Foto: casa de Vânia e Theotonio, hoje um museu que guarda a memória. |
Assistindo o vídeo com o depoimento de Nadia Bambirra, filha de Vania e Theotonio, ela contou um episódio que me emocionou de maneira avassaladora. No Chile, sob o golpe em 1973, centenas de pessoas foram buscar asilo na pequena Embaixada do Panamá. Nadia lembra que um dos funcionários da embaixada, usou uma técnica perigosa para evitar que os soldados de Pinochet atirassem nas pessoas que saiam da casa em direção ao outro imóvel – cedido por Vânia e Theotonio para abrigar os mais de 200 asilados. Como os milicos não podiam atirar enquanto os refugiados estivessem em solo da embaixada, ele juntava as pessoas em grupos dentro de uma corda, unidos em círculo, e ia no meio, com a bandeira do Panamá nas mãos erguidas, assinalando que aquele círculo dentro da corda era território panamenho. Assim, de grupo em grupo, conseguiu tirar as mais de 200 pessoas do pequeno prédio da embaixada, levando-os para a casa de Vânia e Theotonio, onde se abrigaram por um tempo e depois conseguiram sair do país.
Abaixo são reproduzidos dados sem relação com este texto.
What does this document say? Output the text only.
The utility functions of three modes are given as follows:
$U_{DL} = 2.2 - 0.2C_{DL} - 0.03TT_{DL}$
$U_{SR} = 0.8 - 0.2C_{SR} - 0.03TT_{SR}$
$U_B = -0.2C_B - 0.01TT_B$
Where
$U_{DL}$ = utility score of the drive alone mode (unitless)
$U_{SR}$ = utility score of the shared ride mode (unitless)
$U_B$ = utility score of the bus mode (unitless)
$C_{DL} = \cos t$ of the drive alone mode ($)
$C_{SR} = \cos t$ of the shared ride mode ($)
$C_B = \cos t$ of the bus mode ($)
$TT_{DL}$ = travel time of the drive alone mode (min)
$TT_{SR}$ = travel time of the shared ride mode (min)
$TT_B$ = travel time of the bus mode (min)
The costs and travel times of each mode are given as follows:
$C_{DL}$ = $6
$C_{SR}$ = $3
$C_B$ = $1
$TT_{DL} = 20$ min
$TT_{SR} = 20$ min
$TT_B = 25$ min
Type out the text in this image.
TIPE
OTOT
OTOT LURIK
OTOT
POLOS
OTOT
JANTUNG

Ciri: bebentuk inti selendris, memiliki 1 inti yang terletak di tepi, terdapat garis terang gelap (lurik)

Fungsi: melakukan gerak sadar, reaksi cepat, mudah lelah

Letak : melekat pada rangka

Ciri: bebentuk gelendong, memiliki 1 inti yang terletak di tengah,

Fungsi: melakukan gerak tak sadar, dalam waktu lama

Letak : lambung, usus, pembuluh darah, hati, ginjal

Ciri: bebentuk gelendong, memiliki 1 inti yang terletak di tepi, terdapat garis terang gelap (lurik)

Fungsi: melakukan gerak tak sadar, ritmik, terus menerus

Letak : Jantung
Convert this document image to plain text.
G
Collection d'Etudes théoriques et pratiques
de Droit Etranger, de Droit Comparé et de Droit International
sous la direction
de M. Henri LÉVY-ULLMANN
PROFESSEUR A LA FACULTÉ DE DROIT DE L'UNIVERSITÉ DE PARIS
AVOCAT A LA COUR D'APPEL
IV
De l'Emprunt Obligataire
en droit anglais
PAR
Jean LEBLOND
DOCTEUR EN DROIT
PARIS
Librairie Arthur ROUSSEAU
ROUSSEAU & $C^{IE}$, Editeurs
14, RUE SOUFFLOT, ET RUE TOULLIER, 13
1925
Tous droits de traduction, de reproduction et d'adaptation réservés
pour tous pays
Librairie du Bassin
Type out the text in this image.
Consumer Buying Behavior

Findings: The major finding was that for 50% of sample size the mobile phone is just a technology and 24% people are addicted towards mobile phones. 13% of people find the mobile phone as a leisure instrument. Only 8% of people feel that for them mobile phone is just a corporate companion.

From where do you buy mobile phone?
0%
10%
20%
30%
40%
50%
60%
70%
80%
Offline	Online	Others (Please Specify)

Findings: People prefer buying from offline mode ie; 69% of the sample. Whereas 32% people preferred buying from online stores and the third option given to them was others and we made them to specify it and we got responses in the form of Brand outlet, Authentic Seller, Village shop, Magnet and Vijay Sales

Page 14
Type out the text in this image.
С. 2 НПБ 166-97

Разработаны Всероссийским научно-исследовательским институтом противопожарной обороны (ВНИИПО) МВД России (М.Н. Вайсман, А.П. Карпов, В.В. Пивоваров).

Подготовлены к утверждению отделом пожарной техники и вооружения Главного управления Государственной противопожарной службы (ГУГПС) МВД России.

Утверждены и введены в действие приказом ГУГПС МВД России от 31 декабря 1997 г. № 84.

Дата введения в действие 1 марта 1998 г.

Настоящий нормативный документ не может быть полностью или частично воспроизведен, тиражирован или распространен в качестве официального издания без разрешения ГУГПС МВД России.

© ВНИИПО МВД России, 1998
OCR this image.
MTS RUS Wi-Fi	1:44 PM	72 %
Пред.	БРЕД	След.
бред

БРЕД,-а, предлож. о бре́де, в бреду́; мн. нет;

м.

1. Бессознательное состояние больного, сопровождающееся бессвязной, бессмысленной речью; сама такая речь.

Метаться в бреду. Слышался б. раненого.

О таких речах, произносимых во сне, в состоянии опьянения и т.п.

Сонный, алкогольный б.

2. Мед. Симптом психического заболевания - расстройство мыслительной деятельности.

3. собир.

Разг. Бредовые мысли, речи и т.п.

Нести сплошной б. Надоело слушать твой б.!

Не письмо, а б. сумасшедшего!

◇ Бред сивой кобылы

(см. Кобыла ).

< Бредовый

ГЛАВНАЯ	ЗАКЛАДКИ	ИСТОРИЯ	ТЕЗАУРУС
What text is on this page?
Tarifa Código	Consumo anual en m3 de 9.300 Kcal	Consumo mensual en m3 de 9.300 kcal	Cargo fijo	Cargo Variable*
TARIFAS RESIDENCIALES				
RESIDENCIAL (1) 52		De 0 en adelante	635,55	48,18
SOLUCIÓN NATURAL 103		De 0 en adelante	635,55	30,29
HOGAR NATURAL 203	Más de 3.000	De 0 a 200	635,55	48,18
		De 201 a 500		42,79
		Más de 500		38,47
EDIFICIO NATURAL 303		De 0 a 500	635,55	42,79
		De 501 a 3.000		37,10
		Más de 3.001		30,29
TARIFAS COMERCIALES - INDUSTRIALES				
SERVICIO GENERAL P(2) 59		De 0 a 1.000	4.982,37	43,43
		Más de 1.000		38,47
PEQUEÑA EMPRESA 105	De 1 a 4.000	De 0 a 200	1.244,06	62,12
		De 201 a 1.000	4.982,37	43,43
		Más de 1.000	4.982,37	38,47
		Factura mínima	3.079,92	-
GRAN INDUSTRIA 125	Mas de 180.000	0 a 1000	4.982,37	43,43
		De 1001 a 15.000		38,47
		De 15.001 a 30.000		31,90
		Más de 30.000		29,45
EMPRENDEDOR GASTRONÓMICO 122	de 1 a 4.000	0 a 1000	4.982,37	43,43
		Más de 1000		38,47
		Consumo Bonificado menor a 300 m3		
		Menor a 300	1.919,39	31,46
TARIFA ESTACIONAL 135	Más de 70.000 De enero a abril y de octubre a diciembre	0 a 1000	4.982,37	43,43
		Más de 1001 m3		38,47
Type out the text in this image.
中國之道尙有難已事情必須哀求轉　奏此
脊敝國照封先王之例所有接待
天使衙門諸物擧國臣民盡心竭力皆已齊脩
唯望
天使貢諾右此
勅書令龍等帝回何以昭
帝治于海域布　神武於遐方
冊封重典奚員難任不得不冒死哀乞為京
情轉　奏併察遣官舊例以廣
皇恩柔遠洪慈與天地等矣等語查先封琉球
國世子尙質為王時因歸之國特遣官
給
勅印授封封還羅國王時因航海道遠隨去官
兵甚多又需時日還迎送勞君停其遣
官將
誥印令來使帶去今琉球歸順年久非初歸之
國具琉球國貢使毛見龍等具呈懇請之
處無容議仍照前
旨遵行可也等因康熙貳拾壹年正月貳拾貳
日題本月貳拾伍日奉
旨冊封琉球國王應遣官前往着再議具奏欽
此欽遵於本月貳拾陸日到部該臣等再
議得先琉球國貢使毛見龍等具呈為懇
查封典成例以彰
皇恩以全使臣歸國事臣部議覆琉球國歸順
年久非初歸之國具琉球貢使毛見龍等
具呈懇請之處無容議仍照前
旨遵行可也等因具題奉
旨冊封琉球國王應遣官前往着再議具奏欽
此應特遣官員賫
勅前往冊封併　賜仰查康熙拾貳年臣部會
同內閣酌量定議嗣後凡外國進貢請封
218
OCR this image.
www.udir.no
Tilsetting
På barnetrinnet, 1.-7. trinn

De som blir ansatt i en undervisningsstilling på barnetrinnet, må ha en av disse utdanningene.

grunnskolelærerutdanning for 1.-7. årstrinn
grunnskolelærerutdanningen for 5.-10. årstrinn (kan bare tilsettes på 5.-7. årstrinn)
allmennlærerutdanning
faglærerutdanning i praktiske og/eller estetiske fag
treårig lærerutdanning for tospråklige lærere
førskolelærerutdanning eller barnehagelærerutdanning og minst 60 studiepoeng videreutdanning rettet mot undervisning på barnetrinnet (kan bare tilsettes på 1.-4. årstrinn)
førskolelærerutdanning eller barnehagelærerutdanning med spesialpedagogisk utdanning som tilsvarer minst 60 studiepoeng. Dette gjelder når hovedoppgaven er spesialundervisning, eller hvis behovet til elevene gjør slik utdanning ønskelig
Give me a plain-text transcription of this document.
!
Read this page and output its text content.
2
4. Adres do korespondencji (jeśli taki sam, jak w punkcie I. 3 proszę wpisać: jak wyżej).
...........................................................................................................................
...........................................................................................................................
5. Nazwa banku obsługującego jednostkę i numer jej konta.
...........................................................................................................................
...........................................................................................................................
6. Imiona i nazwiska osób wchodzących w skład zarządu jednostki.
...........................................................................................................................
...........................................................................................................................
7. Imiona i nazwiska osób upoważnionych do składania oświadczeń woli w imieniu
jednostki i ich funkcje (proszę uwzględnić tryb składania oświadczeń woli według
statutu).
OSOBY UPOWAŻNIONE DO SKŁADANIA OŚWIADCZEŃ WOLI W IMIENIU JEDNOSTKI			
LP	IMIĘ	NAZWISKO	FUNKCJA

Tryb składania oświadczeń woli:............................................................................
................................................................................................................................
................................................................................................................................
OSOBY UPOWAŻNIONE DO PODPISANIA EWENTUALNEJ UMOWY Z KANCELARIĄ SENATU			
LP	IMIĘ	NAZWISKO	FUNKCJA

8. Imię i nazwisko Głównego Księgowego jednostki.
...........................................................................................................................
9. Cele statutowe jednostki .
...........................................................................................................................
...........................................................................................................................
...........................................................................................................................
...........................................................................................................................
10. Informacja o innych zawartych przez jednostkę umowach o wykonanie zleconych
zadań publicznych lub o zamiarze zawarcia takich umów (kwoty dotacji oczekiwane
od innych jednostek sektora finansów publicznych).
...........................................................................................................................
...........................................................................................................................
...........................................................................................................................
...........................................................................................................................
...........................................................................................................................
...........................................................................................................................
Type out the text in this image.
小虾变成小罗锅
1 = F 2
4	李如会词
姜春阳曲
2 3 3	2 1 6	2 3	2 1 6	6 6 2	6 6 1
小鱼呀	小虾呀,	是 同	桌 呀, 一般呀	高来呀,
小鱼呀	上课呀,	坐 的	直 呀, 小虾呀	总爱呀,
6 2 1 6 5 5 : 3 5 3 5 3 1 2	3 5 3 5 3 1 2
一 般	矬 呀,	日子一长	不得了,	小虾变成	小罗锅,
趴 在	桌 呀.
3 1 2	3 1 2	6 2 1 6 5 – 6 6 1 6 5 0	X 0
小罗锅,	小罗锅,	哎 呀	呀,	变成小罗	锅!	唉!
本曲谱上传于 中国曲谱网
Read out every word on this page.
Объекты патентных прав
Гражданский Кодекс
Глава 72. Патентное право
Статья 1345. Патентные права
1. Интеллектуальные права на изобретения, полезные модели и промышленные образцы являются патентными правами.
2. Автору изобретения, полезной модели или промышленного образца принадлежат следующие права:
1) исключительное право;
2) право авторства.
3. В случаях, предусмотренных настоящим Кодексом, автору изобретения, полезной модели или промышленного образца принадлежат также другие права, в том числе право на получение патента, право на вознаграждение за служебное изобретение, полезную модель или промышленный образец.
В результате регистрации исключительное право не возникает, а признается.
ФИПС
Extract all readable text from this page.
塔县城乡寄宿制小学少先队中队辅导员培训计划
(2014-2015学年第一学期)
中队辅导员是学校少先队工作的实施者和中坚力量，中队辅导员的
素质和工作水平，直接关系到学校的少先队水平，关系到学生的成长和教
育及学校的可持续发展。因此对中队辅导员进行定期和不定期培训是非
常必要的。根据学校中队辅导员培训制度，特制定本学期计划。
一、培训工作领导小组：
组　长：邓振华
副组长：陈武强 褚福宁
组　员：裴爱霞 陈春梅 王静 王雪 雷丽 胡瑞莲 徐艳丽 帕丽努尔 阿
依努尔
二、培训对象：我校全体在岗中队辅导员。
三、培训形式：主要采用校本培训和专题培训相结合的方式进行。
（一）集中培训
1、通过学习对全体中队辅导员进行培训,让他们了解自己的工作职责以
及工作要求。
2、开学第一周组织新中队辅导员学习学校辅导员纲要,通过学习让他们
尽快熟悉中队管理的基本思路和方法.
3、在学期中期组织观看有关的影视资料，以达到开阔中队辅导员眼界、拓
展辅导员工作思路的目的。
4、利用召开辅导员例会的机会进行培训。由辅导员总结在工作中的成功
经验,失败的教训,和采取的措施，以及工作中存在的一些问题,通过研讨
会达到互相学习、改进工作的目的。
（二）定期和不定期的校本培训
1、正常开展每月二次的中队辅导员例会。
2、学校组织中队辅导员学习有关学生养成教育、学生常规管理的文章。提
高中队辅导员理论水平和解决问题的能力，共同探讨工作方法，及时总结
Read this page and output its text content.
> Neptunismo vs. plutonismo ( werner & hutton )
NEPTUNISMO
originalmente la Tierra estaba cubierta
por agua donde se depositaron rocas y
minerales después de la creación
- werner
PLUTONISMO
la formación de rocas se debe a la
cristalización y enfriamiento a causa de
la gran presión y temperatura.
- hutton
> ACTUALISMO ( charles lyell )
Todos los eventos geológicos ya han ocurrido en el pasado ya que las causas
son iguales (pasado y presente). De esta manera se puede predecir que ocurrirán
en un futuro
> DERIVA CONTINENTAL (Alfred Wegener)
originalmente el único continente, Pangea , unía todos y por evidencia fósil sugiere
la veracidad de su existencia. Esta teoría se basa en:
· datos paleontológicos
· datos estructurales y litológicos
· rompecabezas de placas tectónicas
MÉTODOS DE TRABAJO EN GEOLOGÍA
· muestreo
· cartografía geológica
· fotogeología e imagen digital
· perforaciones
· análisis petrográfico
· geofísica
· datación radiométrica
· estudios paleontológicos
Essa cena me comoveu às lágrimas. E fiquei curiosa de saber quem era esse homem extraordinário que colocou a sua vida em risco por gente que nem conhecia. Afinal, quem garantia que os milicos não iam atirar? Comecei a pesquisar e cada texto que eu encontrava falando sobre esse assunto, fazia referência ao papel importante da Embaixada do Panamá, salvando gente, inclusive os brasileiros, mas nada do nome da pessoa. Busquei nas páginas do governo panamenho, liguei para pessoas no Chile, liguei para a atual embaixada do Panamá no Chile e nada. Meu amigo Maicon ajudou na pesquisa e viu que em 1973 quem governava o Panamá era o general Omar Torrijos, um homem comprometido com as ideias socialistas. Estava mais ou menos explicado aquele ato heroico do funcionário da embaixada. Era um home de Torrijos. Era alguém que apoiava Allende contra o golpe. Provavelmente um socialista. Fiquei ainda mais impactada com aquele home sem rosto, erguendo a bandeira do seu país, salvando pessoas. Um torrijista!
Seguia buscando seu nome, sem sucesso, quando um comentário da própria Nadia no vídeo que publicamos abriu caminho para o reconhecimento desse homem bom: o que levara os grupos dentro do círculo de cordas com a bandeira na mão não era o cônsul nem o embaixador, era o secretário da embaixada, o diplomata José Guillermo Stoute. De novo fui envolvida por intensa emoção. Sabia agora o seu nome e ele pode ser colocado no seu lugar na história como aquele que com extrema coragem usou seu corpo para salvar mais de 200 almas.
José Guilhermo Stoute Aguilar.
Esse ainda é um nome sem rosto. Fui de novo para a internet e coloquei lá o seu nome, diplomata, 1973. Apareceu o nome de uma mulher que é a sua filha. Na página diz que ele nasceu em 1916 e morreu em 1994. Fora isso nenhuma outra referência. Nenhuma foto. De novo fui às lágrimas. Ele encantou sem que a gente pudesse dizer o quanto somos gratos por seu gesto repleto de humanidade. Um panamenho torrijista, ainda sem rosto.
Mas, eu não desisto. Vou continuar buscando. Penso que haverei de encontrar seu rosto, para que todos o conheçam e para que possamos reverenciar sua memória. Um homem que no meio do terror desatado pelo maldito Pinochet protegeu com seu corpo e a bandeira do seu país os nossos companheiros.
Gracias querido José Guilhermo Stoute Aguilar.